Josip Perković ist mit zwei Begleitern auf dem Weg zum Flughafen (Foto: picture-alliance/dpa)
Josip Perković (mitte) auf dem Weg zum Flughafen in ZagrebBild: picture-alliance/dpa

Perkovićs Anwalt Anto Nobilo hat lange versucht, die Auslieferung zu verhindern. Nobilo, in Kroatien einer der bekanntesten Strafverteidiger, behauptete, dass sein Mandant gar nicht an Deutschland ausgeliefert werden dürfe. Seine Argumentation: Für die Tat, die ihm in Deutschland vorgeworfen wird, ist in Kroatien die Verjährungsfrist schon abgelaufen. Gleichzeitig behauptete Nobilo, dass seinen Mandanten in Deutschland kein fairer Prozess erwarte.

Wer hat wen angelogen?

Im Gespräch mit der Deutschen Welle erläutert Nobilo seine Zweifel an der deutschen Justiz. "Ich persönlich schätze die deutsche Justiz sehr. Aber was im Prozess gegen Krunoslav Prates passierte, kann man nicht als fair bezeichnen." Der Jurist spielt auf das Verfahren an, das zwischen 2006 und 2008 in München geführt wurde. Vor dem Oberlandesgericht wurde der kroatische Emigrant Krunoslav Prats wegen Mittäterschaft am Mord an Stjepan Đureković zu lebenslanger Haft verurteilt.

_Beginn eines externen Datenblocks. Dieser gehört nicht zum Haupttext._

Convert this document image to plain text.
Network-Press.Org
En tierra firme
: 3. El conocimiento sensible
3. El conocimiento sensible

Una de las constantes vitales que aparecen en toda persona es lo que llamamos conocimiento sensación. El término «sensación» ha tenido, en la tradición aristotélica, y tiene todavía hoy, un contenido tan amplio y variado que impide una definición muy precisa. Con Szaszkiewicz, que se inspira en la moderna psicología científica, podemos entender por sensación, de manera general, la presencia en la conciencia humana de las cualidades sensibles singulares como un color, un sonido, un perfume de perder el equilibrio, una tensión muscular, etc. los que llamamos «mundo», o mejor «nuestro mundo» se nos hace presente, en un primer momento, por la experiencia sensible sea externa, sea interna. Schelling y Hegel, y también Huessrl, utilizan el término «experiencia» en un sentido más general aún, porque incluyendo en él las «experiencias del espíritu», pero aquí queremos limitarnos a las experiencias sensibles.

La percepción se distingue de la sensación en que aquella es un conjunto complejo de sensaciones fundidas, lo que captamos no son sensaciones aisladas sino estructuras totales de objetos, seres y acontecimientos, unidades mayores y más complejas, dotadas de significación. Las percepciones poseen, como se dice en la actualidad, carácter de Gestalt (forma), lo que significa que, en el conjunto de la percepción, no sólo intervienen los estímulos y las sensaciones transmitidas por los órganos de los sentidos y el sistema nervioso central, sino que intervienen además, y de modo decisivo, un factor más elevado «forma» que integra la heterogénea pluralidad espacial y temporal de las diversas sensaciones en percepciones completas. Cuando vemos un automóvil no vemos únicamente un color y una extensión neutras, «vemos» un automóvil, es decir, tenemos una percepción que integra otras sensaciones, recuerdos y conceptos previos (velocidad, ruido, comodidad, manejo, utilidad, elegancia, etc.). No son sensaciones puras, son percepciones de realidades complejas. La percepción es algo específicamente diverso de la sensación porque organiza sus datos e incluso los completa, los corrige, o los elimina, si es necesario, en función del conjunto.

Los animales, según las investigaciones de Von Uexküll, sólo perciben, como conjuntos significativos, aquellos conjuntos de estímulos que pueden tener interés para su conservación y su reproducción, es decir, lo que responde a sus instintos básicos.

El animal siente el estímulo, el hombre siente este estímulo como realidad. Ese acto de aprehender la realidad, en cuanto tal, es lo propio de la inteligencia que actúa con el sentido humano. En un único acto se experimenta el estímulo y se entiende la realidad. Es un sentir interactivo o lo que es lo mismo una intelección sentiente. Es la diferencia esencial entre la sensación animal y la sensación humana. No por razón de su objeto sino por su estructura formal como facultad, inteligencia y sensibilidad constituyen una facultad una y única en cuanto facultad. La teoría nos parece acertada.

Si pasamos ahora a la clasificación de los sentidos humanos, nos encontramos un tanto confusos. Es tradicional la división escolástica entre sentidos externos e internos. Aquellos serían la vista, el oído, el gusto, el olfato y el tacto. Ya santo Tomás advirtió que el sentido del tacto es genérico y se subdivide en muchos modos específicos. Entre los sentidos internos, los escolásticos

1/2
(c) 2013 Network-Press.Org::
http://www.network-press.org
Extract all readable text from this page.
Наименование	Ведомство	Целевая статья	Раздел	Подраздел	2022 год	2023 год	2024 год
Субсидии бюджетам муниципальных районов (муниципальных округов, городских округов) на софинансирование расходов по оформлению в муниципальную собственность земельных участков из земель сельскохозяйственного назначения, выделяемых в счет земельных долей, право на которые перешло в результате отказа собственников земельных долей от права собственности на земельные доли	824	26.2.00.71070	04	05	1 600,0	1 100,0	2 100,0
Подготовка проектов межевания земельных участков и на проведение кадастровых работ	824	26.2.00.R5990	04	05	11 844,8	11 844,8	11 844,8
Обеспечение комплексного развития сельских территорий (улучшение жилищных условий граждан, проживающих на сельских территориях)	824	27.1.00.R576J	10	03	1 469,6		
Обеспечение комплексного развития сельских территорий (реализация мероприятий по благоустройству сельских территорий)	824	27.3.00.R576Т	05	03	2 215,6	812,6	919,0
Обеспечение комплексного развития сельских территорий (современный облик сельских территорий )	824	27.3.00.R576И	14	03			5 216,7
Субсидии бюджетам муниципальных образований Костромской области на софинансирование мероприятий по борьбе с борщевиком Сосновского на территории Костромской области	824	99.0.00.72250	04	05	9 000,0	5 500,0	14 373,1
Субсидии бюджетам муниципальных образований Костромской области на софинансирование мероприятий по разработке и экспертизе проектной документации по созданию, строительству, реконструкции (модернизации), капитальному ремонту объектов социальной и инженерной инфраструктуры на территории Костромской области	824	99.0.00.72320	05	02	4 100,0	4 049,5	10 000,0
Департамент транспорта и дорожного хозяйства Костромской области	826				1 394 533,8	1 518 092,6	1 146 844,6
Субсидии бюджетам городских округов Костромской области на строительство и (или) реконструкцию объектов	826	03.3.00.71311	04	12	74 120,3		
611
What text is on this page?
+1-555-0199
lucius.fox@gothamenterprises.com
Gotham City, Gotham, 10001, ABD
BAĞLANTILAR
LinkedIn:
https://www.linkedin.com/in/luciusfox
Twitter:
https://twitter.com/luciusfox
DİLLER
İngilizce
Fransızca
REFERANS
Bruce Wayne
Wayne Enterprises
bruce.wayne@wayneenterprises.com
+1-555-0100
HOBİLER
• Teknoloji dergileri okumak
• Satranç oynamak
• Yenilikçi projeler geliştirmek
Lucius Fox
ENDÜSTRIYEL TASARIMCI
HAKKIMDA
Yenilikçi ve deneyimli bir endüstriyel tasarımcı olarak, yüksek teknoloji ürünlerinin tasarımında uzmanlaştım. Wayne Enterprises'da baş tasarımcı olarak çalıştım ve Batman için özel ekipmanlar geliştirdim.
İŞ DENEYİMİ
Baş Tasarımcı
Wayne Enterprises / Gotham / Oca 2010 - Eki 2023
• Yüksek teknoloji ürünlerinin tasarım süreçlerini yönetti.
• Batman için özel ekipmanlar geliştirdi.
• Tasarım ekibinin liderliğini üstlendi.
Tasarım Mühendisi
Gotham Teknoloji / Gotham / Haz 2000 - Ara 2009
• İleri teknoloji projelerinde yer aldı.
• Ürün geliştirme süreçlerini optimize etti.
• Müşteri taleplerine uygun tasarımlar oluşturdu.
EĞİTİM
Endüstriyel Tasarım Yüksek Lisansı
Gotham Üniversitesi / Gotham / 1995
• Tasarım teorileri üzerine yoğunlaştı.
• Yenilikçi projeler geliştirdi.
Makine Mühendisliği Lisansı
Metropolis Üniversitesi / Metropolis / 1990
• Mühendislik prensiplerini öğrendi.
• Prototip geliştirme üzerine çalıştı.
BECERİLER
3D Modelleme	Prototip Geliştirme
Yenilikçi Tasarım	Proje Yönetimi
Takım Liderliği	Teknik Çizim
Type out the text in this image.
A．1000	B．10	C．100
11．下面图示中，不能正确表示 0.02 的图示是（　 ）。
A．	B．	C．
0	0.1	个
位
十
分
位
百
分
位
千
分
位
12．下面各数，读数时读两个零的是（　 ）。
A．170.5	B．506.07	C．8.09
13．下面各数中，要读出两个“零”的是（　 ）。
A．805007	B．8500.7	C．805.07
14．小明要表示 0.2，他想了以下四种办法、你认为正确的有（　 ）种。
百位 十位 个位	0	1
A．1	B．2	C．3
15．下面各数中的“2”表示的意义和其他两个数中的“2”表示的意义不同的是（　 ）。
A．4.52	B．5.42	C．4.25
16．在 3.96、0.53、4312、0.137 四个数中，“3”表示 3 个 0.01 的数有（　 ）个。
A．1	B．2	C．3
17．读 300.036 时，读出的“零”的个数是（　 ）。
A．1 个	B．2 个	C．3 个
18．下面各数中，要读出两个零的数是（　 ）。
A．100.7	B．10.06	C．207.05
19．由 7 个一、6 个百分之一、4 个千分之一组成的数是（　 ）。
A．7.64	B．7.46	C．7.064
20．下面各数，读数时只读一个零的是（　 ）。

Josip Perković wurde in der Urteilsbegründung als Organisator bezeichnet.

Nobilo begründet seine Zweifel mit dem Hauptzeugen in diesem Prozess: Auch Vinko Sindičić war ein UDBA-Agent. Er wurde bereits wegen versuchten Mordes an einem anderen kroatischen Exilpolitiker in Großbritannien verurteilt, wo er dafür sieben Jahre lang im Gefängnis saß. Der Richter in dem Prozess gegen Prates, Bernd von Heintschel-Heinegg, verteidigte neulich im Gespräch mit der DW seine Entscheidung: Sindičić sei ein wichtiger Zeuge gewesen, von der Wahrhaftigkeit seiner Aussage sei er überzeugt gewesen.

Perkovic: "Mit Mord habe ich nichts zu tun"

Dass es um mehr als nur um ihn selbst und den Mordfall gehe, behauptete laut kroatischen Medien auch Perković vor Gericht: Die deutschen Behörden seien eigentlich an den Vorgängen im jugoslawischen Bürgerkrieg interessiert - und hier besonders an den illegalen Waffentransporten nach Kroatien während des UN-Embargos.